TVA (Tennessee Valley Authority) continues to move forward with their transition away from coal-fired power plant generation. In fact, they currently operate only four coal-fired power plants (Kingston, Cumberland, Gallatin, and Shawnee) and by 2028, will be down to two. This is quite a difference from just 10 years ago, when over 50% of their total generation came from coal fired power plants.

TVA announced plans to retire their nine-unit 1.3-GW (gigawatts) Kingston Fossil Plant in 2027 and replace it with a 1.5-GW complex featuring a combined cycle gas turbine (CCGT) plant, aero-derivative turbines, 100 MW (megawatts) of battery storage, and up to 4 MW of solar generation.

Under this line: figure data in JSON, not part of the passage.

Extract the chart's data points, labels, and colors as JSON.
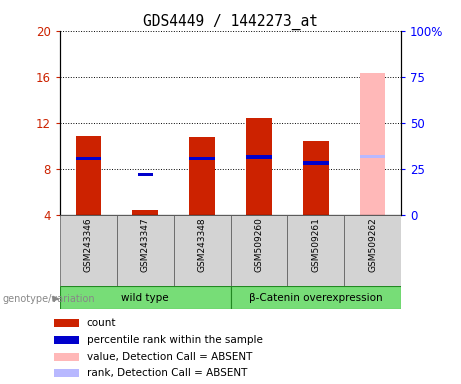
{
  "title": "GDS4449 / 1442273_at",
  "samples": [
    "GSM243346",
    "GSM243347",
    "GSM243348",
    "GSM509260",
    "GSM509261",
    "GSM509262"
  ],
  "count_values": [
    10.9,
    4.4,
    10.8,
    12.4,
    10.4,
    null
  ],
  "rank_values": [
    8.9,
    null,
    8.9,
    9.05,
    8.5,
    null
  ],
  "count_absent": [
    null,
    null,
    null,
    null,
    null,
    16.3
  ],
  "rank_absent_val": [
    null,
    null,
    null,
    null,
    null,
    9.1
  ],
  "percentile_blue_present": [
    8.9,
    null,
    8.9,
    9.05,
    8.5,
    null
  ],
  "percentile_blue_absent_only": [
    null,
    7.5,
    null,
    null,
    null,
    null
  ],
  "rank_absent_lightblue": [
    null,
    null,
    null,
    null,
    null,
    9.1
  ],
  "ylim_left": [
    4,
    20
  ],
  "ylim_right": [
    0,
    100
  ],
  "yticks_left": [
    4,
    8,
    12,
    16,
    20
  ],
  "yticks_right": [
    0,
    25,
    50,
    75,
    100
  ],
  "ytick_labels_left": [
    "4",
    "8",
    "12",
    "16",
    "20"
  ],
  "ytick_labels_right": [
    "0",
    "25",
    "50",
    "75",
    "100%"
  ],
  "bar_color_red": "#cc2200",
  "bar_color_blue": "#0000cc",
  "bar_color_pink": "#ffb8b8",
  "bar_color_lightblue": "#b8b8ff",
  "bg_color": "#d3d3d3",
  "group_color": "#77dd77",
  "group_info": [
    {
      "label": "wild type",
      "start": 0,
      "end": 2
    },
    {
      "label": "β-Catenin overexpression",
      "start": 3,
      "end": 5
    }
  ],
  "legend_items": [
    {
      "color": "#cc2200",
      "label": "count"
    },
    {
      "color": "#0000cc",
      "label": "percentile rank within the sample"
    },
    {
      "color": "#ffb8b8",
      "label": "value, Detection Call = ABSENT"
    },
    {
      "color": "#b8b8ff",
      "label": "rank, Detection Call = ABSENT"
    }
  ]
}
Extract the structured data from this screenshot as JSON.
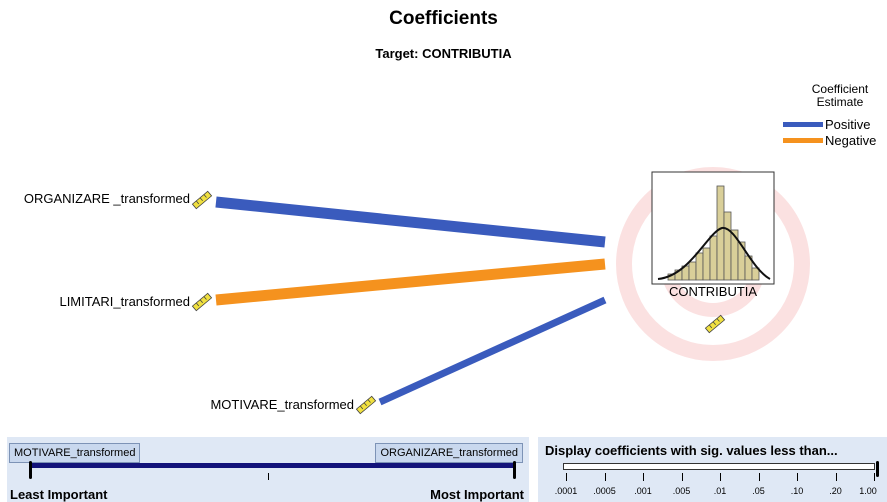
{
  "title": "Coefficients",
  "subtitle": "Target: CONTRIBUTIA",
  "legend": {
    "title_line1": "Coefficient",
    "title_line2": "Estimate",
    "items": [
      {
        "label": "Positive",
        "color": "#3a5bbd"
      },
      {
        "label": "Negative",
        "color": "#f5921e"
      }
    ]
  },
  "target": {
    "label": "CONTRIBUTIA"
  },
  "predictors": [
    {
      "label": "ORGANIZARE _transformed",
      "sign": "positive"
    },
    {
      "label": "LIMITARI_transformed",
      "sign": "negative"
    },
    {
      "label": "MOTIVARE_transformed",
      "sign": "positive"
    }
  ],
  "importance_slider": {
    "min_label_field": "MOTIVARE_transformed",
    "max_label_field": "ORGANIZARE_transformed",
    "left_caption": "Least Important",
    "right_caption": "Most Important"
  },
  "sig_filter": {
    "caption": "Display coefficients with sig. values less than...",
    "ticks": [
      ".0001",
      ".0005",
      ".001",
      ".005",
      ".01",
      ".05",
      ".10",
      ".20",
      "1.00"
    ]
  }
}
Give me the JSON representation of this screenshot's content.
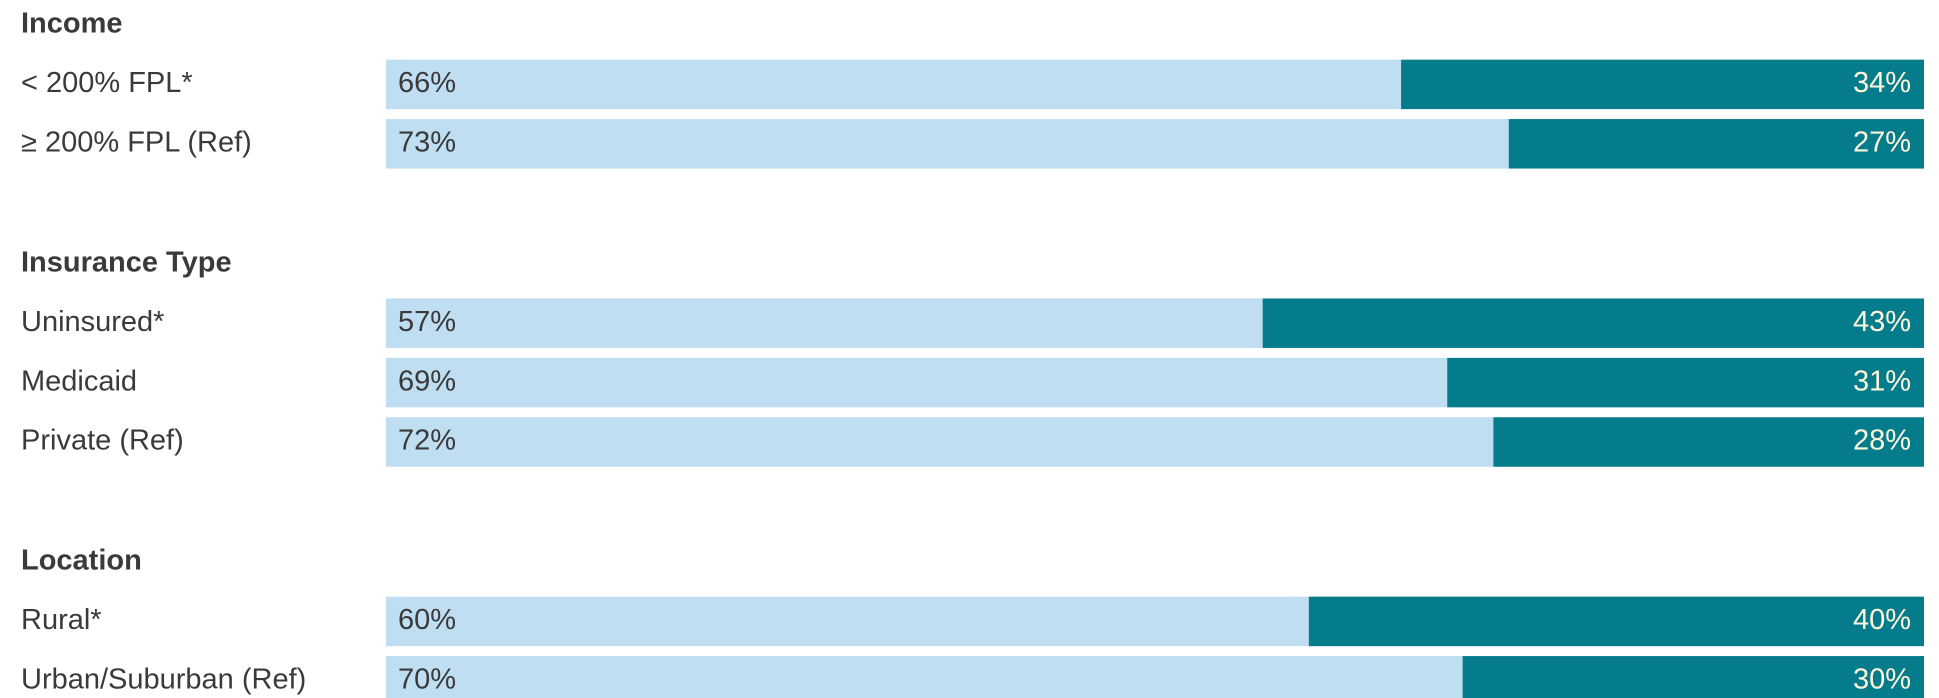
{
  "chart_data": [
    {
      "type": "bar",
      "stacked": true,
      "orientation": "horizontal",
      "title": "Income",
      "categories": [
        "< 200% FPL*",
        "≥ 200% FPL (Ref)"
      ],
      "xlim": [
        0,
        100
      ],
      "series": [
        {
          "color": "#bfdef2",
          "values": [
            66,
            73
          ],
          "value_labels": [
            "66%",
            "73%"
          ]
        },
        {
          "color": "#057c8b",
          "values": [
            34,
            27
          ],
          "value_labels": [
            "34%",
            "27%"
          ]
        }
      ]
    },
    {
      "type": "bar",
      "stacked": true,
      "orientation": "horizontal",
      "title": "Insurance Type",
      "categories": [
        "Uninsured*",
        "Medicaid",
        "Private (Ref)"
      ],
      "xlim": [
        0,
        100
      ],
      "series": [
        {
          "color": "#bfdef2",
          "values": [
            57,
            69,
            72
          ],
          "value_labels": [
            "57%",
            "69%",
            "72%"
          ]
        },
        {
          "color": "#057c8b",
          "values": [
            43,
            31,
            28
          ],
          "value_labels": [
            "43%",
            "31%",
            "28%"
          ]
        }
      ]
    },
    {
      "type": "bar",
      "stacked": true,
      "orientation": "horizontal",
      "title": "Location",
      "categories": [
        "Rural*",
        "Urban/Suburban (Ref)"
      ],
      "xlim": [
        0,
        100
      ],
      "series": [
        {
          "color": "#bfdef2",
          "values": [
            60,
            70
          ],
          "value_labels": [
            "60%",
            "70%"
          ]
        },
        {
          "color": "#057c8b",
          "values": [
            40,
            30
          ],
          "value_labels": [
            "40%",
            "30%"
          ]
        }
      ]
    }
  ]
}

In addition to Kingston, TVA has plans in motion to retire the two-unit 2.47 GW Cumberland Fossil Plant by 2028 – one unit by the end of 2026 and the second unit by the end of 2028. Before the first unit is retired, they will build a 1.45-GW CCGT to be in operation by 2026. Replacement generation for the second unit has been deferred to allow consideration for a broader range of replacement options.

No decisions have been made on retirement dates for Gallatin (975 MW coal – 4 units / 600 MW natural gas – 8 units) and Shawnee (1.75 GW coal – nine units). However, they are pursuing a first-of-its-kind pilot program at the Shawnee Fossil Plant in West Paducah, Kentucky, dubbed “Project Phoenix”. They plan to repurpose the 300-acre Shawnee site with up to 100 MW of solar generation to be online by the summer of 2028.

Over the past year, TVA has added about 1.5 GW of new gas-fired generation. These include three combustion turbine units, a combined 750 MW, at the Colbert Combustion Turbine site in North Alabama. In December 2023, they added another 750 MW with three new units at the Paradise Combine Cycle Plant near Drakesboro, Kentucky. More gas units are slated to come online over the next few years. Along with the Cumberland CCGT, TVA plans to add 500 MW of peaking aero-derivative combustion turbines at Johnsonville in late 2024 and 300 MW of solar at Lawrence County and Shawnee by late 2028.